Concorès le 29 aout 1960

Ma chère petite Suzanne

J’espère que ma lettre vous parviendra avant votre départ pour St Étienne de Tinée, lettre qui vous apportera tous mes meilleurs vœux de bonnes vacances pour vous et votre maman. J’espère que vous aurez la chance d’avoir un beau mois de septembre, que vous allez bien vous reposer physiquement et moralement et que vous reviendrez tout à fait d’attaque pour affronter le voyage à Paris.

Ici, j’ai passé des jours bien tranquilles dont j’avais grand besoin étant arrivé assez fatigué ; si le début de mon séjour a été marqué par des journées orageuses, pluvieuses et froides, le soleil daigne maintenant nous visiter, ce qui fait que j’ai décidé de rester sur place ; la campagne est très verte, les récoltes superbes, le Céou coule à plein bord. Selon mon habitude, je ne sors guère, passant mon temps à picorer, disons plutôt pour être plus poétique, à butiner dans les bibliothèques, ce qui fait que je me gorge de lectures, chose que je ne puis guère faire à Paris où la vie est terriblement absorbante et hachée, surtout quand on est pourvu d’une cousine aussi exténuante que la mienne.

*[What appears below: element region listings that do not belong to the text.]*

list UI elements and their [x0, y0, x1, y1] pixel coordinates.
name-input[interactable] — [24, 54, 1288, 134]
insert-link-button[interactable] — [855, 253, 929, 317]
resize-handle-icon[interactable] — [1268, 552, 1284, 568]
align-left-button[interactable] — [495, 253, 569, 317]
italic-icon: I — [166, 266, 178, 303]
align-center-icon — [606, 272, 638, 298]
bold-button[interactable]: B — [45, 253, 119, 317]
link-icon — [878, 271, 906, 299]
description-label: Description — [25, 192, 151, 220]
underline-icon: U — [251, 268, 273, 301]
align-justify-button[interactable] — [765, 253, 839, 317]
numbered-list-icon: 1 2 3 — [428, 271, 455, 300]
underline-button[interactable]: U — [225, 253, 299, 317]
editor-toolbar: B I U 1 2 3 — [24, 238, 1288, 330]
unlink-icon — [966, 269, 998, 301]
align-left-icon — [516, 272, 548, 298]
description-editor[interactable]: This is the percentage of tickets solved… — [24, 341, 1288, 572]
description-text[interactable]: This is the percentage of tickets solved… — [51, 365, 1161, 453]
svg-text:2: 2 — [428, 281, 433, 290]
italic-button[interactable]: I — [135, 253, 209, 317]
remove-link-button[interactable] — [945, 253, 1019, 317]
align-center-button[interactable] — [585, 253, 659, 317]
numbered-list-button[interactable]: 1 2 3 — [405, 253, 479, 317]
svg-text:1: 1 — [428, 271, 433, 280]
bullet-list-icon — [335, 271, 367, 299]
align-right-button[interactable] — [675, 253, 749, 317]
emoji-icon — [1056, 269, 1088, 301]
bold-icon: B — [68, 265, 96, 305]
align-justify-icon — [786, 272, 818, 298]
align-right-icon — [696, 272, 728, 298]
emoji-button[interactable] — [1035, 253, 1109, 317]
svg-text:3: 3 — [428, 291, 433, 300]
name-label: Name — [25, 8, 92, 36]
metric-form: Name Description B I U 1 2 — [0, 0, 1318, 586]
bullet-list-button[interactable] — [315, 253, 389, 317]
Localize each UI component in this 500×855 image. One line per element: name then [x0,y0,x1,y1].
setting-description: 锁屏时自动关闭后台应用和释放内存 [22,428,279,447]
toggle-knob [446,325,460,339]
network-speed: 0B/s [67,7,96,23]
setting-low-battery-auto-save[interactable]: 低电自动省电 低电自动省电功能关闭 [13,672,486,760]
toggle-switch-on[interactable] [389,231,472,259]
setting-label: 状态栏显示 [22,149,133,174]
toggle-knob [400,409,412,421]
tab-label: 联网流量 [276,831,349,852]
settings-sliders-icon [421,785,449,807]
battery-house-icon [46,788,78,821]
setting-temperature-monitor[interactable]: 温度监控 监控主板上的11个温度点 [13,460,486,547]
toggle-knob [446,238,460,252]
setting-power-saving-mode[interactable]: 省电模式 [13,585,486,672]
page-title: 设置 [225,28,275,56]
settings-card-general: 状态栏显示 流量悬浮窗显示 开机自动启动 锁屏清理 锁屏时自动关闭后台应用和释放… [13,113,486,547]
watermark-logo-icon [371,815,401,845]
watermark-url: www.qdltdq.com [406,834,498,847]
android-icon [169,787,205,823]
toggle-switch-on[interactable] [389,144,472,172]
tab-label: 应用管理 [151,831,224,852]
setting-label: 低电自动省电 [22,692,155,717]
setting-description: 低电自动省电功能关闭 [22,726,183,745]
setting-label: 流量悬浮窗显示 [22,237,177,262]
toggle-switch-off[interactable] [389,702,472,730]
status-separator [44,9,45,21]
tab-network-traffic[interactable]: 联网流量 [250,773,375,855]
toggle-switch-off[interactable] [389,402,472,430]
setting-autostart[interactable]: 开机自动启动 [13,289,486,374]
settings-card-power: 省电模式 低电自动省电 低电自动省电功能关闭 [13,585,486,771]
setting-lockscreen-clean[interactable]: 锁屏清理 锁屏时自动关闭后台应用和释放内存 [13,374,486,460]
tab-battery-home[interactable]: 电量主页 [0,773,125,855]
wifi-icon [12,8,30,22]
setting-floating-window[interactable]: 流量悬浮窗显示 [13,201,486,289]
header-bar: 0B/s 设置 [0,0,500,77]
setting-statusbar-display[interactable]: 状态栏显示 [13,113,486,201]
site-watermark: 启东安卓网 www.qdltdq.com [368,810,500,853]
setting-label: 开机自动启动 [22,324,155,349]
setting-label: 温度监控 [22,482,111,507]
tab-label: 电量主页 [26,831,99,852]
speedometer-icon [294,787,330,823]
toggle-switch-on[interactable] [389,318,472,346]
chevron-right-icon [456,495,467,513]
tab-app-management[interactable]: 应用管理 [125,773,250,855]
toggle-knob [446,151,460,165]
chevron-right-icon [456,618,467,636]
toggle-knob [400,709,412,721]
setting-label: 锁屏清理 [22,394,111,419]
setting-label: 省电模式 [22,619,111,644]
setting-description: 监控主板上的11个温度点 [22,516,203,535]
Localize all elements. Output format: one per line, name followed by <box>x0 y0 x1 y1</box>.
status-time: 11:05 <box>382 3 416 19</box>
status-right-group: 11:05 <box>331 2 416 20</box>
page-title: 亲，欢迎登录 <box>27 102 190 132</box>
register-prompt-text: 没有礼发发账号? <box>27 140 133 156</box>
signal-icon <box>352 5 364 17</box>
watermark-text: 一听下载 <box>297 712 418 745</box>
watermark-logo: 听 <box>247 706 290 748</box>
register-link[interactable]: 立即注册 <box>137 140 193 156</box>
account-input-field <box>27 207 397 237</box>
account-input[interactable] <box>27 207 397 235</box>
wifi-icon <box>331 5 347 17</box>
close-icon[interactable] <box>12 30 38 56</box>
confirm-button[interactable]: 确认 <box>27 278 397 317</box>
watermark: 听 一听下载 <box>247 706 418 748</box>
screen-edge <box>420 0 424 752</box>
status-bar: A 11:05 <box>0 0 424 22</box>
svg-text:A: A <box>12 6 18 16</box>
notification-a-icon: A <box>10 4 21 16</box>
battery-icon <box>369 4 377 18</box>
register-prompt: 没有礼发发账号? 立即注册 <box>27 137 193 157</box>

J’ai naturellement Kiki avec moi, ce qui m’oblige à faire du vélo pour aller chercher sa pitance à St Germain. Vous m’avez d’ailleurs vu dans cet exercice quand vous m’attendiez sur le bord de la route, puisque vous ne vouliez pas rester seule à la maison, en tête à tête avec le fauve, lequel vous avait d’ailleurs grièvement blessée. Vous devez vous en souvenir avec amertume et avec effroi !

Vous vous apprêtez à lire « l’Idiot » de Dostoïevski. C’est une de ses grandes œuvres, surpassée peut-être par « les Possédés » et surtout par « les frères Karamazov ». J’avais vu, il y a quelques années, un film tiré de ce roman et où jouaient magnifiquement ce pauvre Gérard Philippe, ainsi qu’Edwige Feuillère. C’était, à mon humble avis, un très bon film.

J’ai lu en post scriptum de votre lettre que vous aviez peint les 10 portes de votre appartement (je n’avais pas l’impression qu’il y en avait une telle quantité ; cela m’a donné l’idée de compter celles d’ici, il y en a 17 rien que pour l’étage habité). Avez-vous peint ces portes à la manière d’un peintre en bâtiment ou bien à la manière de Michel Ange par exemple, peignant les fresques de la Chapelle Sixtine ?

Je continue, comme par le passé, à manger à l’auberge, en compagnie du Docteur Crozat, dont la voix toujours étouffée entre ses dents n’est pas plus perceptible que jadis.

Le Docteur Rédoulès a été de nouveau grand-père pour la quatrième fois ; le mariage de sa fille ainée aura été particulièrement fécond.

C’est avec grand plaisir que j’ai lu sous votre plume que vous étiez « beaucoup plus gaie« . Je souhaite que cette disposition d’esprit continue et s’amplifie, ce qui ne pourra qu’être beaucoup plus agréable pour vous-même et ceux qui vous entourent.

Oui, j’ai trouvé comme vous que la Direction d’Arts, suspendant sa publication pendant le mois d’aout, était un peu abusive vis à vis des abonnés.

Je vous quitte, chère Suzanne, en vous souhaitant encore d’heureuses vacances et en vous embrassant de tout cœur.